[Linux-cluster] Cluster stability with missing qdisk

Fri Feb 17 10:24:37 UTC 2012

Hi,

> Please stay on-list or call Red Hat Support.

Whoops, my bad, it's back on-list again. (reply without checking to didn't help)

> On 02/16/2012 04:50 AM, Jan Huijsmans wrote:
>>>> In the clusters we have we use a qdisk to determine which node had the quorum, in case of a split brain situation.
>>
>>>> This is working great... until the qdisk itself is hit due to problems with the SAN. Is there a way to have a stable cluster,
>>>> with qdisks, where the absence of (1) qdisk won't kill the cluster all together. At this moment, with the setup with 1 qdisk,
>>>> the cluster is totally depending on the availability of the qdisk, while, IMHO, it should be expendable.
>>
>>> What kind of problems are you trying to avoid?
>>
>>> 1) I/O errors ->  disk died:
>>
>>> solution: set max_error_cycles to something nonzero (1? 2?), and qdiskd
>>> will then exit on the host where the problems are occurring when I/O
>>> errors are received
>>
>> We now have the interval for the qdisk set to 3 and tko to 50. So the status is
>> updated every 3 seconds and it's allowed to fail 50 times.
>>
>> Will the max_error_cycles cause the qdisk tries to fail when it didn't respond on
>> time? If so, what is it's relation with the interval and tko?
>>
>> Is this an option that can be used with the clustering suite in RHEL 5.6 software stack?
>>
>>> 2) Long I/O hangs (e.g. path fail-over)
>>
>>> solution: current 3.1.x / 3.2.x differentiates between I/O hangs and I/O
>>> errors, so hangs (e.g. due to path fail-over) no longer cause reboots.
>>
>> We have seen I/O hang of over 350 seconds at the worst times. (it's now<  10 seconds)
>> We see discarded frames on the SAN, so it's explainable. Only the system has
>> 4 paths, 2 on 1 fabric and 2 on the other. The default failure detection time is
>> 60 seconds in the RedHat default set-up. (which wasn't changed)
>
> You can hang forever with the new upstream feature as long as the nodes
> can communicate.

This is usefull. Is this available in the rhn channels for the 5.6 RHEL release or
is there an upgrade needed.

>> Our setup has 3 locations, datacenters A and B and quorum location C.
>> The last location is used by the SAN (IBM SVC/V7000 units) to determine
>> which datacenter (A or B) has access to C, when there is no communication
>> possible between both datacenters.
>
> For starters, set master_wins to '1' and don't use heuristics.

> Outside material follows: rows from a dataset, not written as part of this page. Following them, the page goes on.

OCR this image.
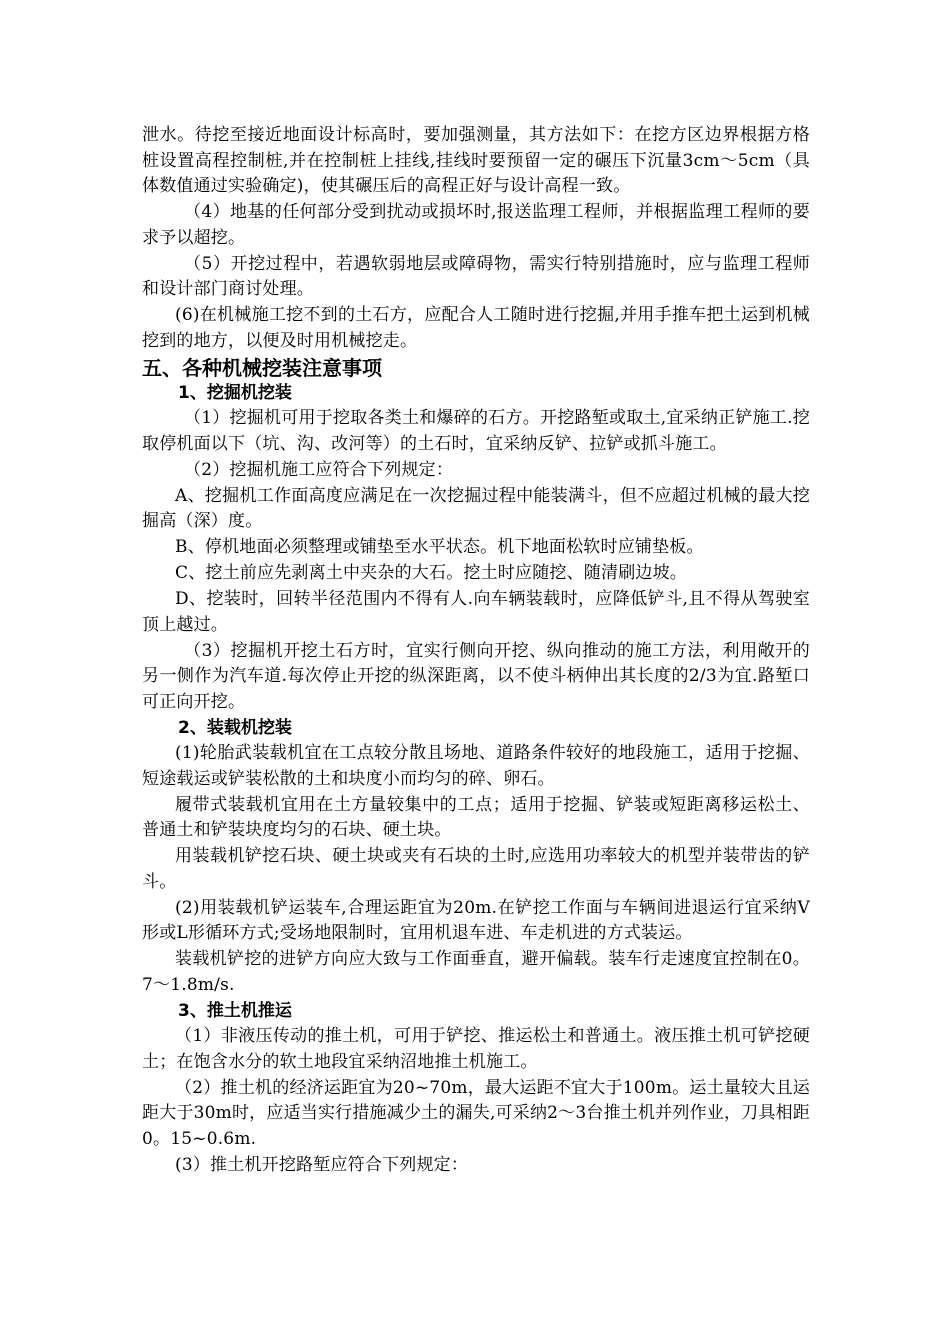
泄水。待挖至接近地面设计标高时，要加强测量，其方法如下：在挖方区边界根据方格桩设置高程控制桩,并在控制桩上挂线,挂线时要预留一定的碾压下沉量3cm～5cm（具体数值通过实验确定)，使其碾压后的高程正好与设计高程一致。

（4）地基的任何部分受到扰动或损坏时,报送监理工程师，并根据监理工程师的要求予以超挖。

（5）开挖过程中，若遇软弱地层或障碍物，需实行特别措施时，应与监理工程师和设计部门商讨处理。

(6)在机械施工挖不到的土石方，应配合人工随时进行挖掘,并用手推车把土运到机械挖到的地方，以便及时用机械挖走。

五、各种机械挖装注意事项
1、挖掘机挖装

（1）挖掘机可用于挖取各类土和爆碎的石方。开挖路堑或取土,宜采纳正铲施工.挖取停机面以下（坑、沟、改河等）的土石时，宜采纳反铲、拉铲或抓斗施工。

（2）挖掘机施工应符合下列规定：

A、挖掘机工作面高度应满足在一次挖掘过程中能装满斗，但不应超过机械的最大挖掘高（深）度。

B、停机地面必须整理或铺垫至水平状态。机下地面松软时应铺垫板。

C、挖土前应先剥离土中夹杂的大石。挖土时应随挖、随清刷边坡。

D、挖装时，回转半径范围内不得有人.向车辆装载时，应降低铲斗,且不得从驾驶室顶上越过。

（3）挖掘机开挖土石方时，宜实行侧向开挖、纵向推动的施工方法，利用敞开的另一侧作为汽车道.每次停止开挖的纵深距离，以不使斗柄伸出其长度的2/3为宜.路堑口可正向开挖。

2、装载机挖装

(1)轮胎武装载机宜在工点较分散且场地、道路条件较好的地段施工，适用于挖掘、短途载运或铲装松散的土和块度小而均匀的碎、卵石。

履带式装载机宜用在土方量较集中的工点；适用于挖掘、铲装或短距离移运松土、普通土和铲装块度均匀的石块、硬土块。

用装载机铲挖石块、硬土块或夹有石块的土时,应选用功率较大的机型并装带齿的铲斗。

(2)用装载机铲运装车,合理运距宜为20m.在铲挖工作面与车辆间进退运行宜采纳V形或L形循环方式;受场地限制时，宜用机退车进、车走机进的方式装运。

装载机铲挖的进铲方向应大致与工作面垂直，避开偏载。装车行走速度宜控制在0。7～1.8m/s.

3、推土机推运

（1）非液压传动的推土机，可用于铲挖、推运松土和普通土。液压推土机可铲挖硬土；在饱含水分的软土地段宜采纳沼地推土机施工。

（2）推土机的经济运距宜为20~70m，最大运距不宜大于100m。运土量较大且运距大于30m时，应适当实行措施减少土的漏失,可采纳2～3台推土机并列作业，刀具相距0。15~0.6m.

(3）推土机开挖路堑应符合下列规定：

I'll see when I can test this. There was 1 cluster I had to add heuristics to ensure
logging from the evicted node before it was reset. (It's very irritating when a node
is evicted without a logged cause)

>> I would like to migrate the qdisk to this location, so we have the same setup
>> as with the SAN. The main problem is the failure of the quorum location C.

> Sure.

>> When we move the qdisk there and it fails, the cluster will fail on the qdisk,
>> when it should be able to function properly, as both nodes are up and are
>> able to communicate with each other.
>
> Setting max_error_cycles to 1 will cause I/O errors to remove the quorum
> disk on the host.

> The new upstream feature will prevent a hang from causing evictions.

> There is no method to 'ignore' eviction notices.

I don't want to ignore it, I don't want to get them when the nodes can reach each
other and both could do the job they need to.

>> On the SAN setup this is solved with 3 'qdisks', with one on each location. (A, B
>> and C) When C fails, there are still 2 qdisks available, so the cluster keeps
>> functioning.

> Qdiskd doesn't work deterministically in replicated environments.

I was thinking, is it possible to use an MD device with 3 mirror copies as qdisk
device? This would give the same functionality with only 1 qdisk device.

>> The problem that I'm trying to solve is the complete failure of the qdisk taking
>> down a perfectly correct operating cluster. We have to guard against a split brain
>> situation, but at the moment the costs of the qdisks are to high. (all clusters
>> are now limited to 1 node to prevent failures due to the qdisk problems)

> You might not need a quorum disk at all.

> A quorum disk doesn't obviate the need for fencing to complete in
> environments where you have a streched cluster.  E.g. even when you have
> sites A and C, when B dies, it will need to be fenced.  This will fail,
> because the site is not available.

That was what's bothering me on the design of the current cluster set-up.
However, when both nodes could reach the qdisk and not each other
via LAN, they evicted each other. (which was executed as soon as
the LAN was back up...)

> Why don't you take a look at these and file a ticket with Red Hat Support:

>   https://access.redhat.com/kb/docs/DOC-53348
>   https://access.redhat.com/kb/docs/DOC-58412

I'll take a look at it.

-- Jan